What can you do if you have a historic building that is impeding the path of progress in the form of an expanded railway? If you are the Swiss company ABB, you simply decide to tear the thing down, not a very elegant solution. Plus, you run the risk of rousing the ire of the normally pleasant Swiss citizenry, who might just band together to, gasp, write a petition! This is indeed the situation that unfolded in Zurich last year, when the last remaining building from the Oerlikon machine factory, built in the latter part of the 19th century, was slated for demolition. Shown below, the complex was constructed by “Maschinenfabrik Oerlikon (MFO)”, who began manufacturing tool machinery, weapons and electric locomotives in 1876. Once all the signatures were counted up to save the building, ABB developed a different plan, working with new owner Swiss Prime Site and the Swiss Federal Railways to move the entire 260 foot long, 6,200 tonne 3 story structure nearly 200 feet out of the path of the new railroad. How you ask? Just like the Egyptians did it, with rollers! Well, maybe not just like, since the Egyptians probably did not have access to heavy duty hydraulic rams, but still, they put the entire building on rollers and slid it out of the way! Hit the jump for some time lapse video, and check out the Civil Engineering Bulletin for more detailed pictures and information.

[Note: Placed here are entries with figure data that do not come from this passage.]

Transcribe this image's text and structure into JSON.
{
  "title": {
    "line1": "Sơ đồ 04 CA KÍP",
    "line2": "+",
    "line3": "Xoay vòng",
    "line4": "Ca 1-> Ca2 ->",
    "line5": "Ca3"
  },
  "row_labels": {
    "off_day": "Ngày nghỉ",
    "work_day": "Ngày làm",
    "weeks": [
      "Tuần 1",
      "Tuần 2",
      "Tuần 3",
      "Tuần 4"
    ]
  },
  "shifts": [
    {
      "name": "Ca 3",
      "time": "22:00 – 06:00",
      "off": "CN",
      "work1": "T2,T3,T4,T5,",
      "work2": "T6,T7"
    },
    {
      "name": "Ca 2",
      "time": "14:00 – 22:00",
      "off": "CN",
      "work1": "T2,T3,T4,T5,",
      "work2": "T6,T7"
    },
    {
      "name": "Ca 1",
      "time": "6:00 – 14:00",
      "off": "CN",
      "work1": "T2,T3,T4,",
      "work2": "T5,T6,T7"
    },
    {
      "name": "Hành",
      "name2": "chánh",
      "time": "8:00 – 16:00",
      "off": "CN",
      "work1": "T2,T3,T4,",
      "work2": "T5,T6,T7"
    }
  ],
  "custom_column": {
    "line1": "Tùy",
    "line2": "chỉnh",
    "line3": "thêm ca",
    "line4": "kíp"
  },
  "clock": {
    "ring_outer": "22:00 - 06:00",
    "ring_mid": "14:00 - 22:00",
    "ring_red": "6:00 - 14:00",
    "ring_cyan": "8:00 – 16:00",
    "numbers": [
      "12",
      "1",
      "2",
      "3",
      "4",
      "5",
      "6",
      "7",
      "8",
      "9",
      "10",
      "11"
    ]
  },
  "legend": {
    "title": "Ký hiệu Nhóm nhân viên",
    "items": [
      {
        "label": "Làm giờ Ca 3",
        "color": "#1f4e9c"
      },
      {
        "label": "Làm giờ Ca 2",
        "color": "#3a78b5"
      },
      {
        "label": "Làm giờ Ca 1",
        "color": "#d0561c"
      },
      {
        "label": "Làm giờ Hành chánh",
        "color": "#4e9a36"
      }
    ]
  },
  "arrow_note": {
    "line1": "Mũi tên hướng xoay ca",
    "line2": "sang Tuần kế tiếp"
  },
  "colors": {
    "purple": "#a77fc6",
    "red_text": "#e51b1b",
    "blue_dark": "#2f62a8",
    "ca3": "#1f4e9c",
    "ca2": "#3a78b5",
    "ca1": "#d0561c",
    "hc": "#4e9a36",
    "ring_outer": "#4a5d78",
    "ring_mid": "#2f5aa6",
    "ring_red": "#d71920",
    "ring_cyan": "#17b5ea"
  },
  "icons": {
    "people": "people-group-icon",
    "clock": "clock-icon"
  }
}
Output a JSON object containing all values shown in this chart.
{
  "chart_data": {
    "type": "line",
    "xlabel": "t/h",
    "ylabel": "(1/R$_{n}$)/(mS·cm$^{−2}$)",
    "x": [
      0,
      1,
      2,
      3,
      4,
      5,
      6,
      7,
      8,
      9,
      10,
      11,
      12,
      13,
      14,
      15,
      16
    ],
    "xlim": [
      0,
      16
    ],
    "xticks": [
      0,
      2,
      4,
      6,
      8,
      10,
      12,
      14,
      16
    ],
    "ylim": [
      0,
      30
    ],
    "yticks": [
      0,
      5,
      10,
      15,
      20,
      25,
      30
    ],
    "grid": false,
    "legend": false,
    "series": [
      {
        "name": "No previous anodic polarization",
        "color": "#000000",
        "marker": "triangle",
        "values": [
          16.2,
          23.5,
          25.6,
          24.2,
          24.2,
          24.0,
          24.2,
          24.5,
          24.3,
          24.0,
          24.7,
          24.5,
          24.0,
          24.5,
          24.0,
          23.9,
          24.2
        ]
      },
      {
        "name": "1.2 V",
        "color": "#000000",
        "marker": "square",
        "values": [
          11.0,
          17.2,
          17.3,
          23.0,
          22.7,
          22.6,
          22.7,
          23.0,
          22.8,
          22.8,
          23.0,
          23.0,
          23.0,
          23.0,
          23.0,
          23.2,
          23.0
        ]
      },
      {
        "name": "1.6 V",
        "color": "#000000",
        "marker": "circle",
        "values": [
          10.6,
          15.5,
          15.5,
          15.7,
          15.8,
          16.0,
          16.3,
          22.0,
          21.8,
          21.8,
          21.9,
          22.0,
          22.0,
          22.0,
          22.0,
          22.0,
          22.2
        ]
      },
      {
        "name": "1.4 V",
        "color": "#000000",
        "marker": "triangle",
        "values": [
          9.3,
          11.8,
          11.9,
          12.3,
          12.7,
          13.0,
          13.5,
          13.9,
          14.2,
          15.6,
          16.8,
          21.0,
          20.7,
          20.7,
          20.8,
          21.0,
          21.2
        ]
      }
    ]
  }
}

First video via laughingsquid.com, second via swissinfo.ch,  lead image from swiss-prime-site.ch, and factory complex from mfk.ch.

  • I don't think the Egyptians had the helium balloons either. They play an important roll.

  • CaptianNemo2001

    People have been doing this sort of stuff for over 100 years.

    • BlackIce_GTS

      But 100 years ago this building wasn't historic!
      One day all buildings will be historic. Then what?

  • B72

    The bit about lifting it and putting it on rails without messing up the masonry is the impressive bit to me. Sliding something that's already on rails is just … Train.

    And not being able to see how they removed the rollers after moving it was a bit of a let down.

    • Slow_Joe_Crow

      Best guess is a variation on the Haynes Manual "assembly is the reverse of dis-assembly" handwave. The likely answers was to jack it off the rollers , put in cribbing, remove cribbing and pour concrete, or quite possibly leave the last set in place and just pour a foundation around them to save time and effort.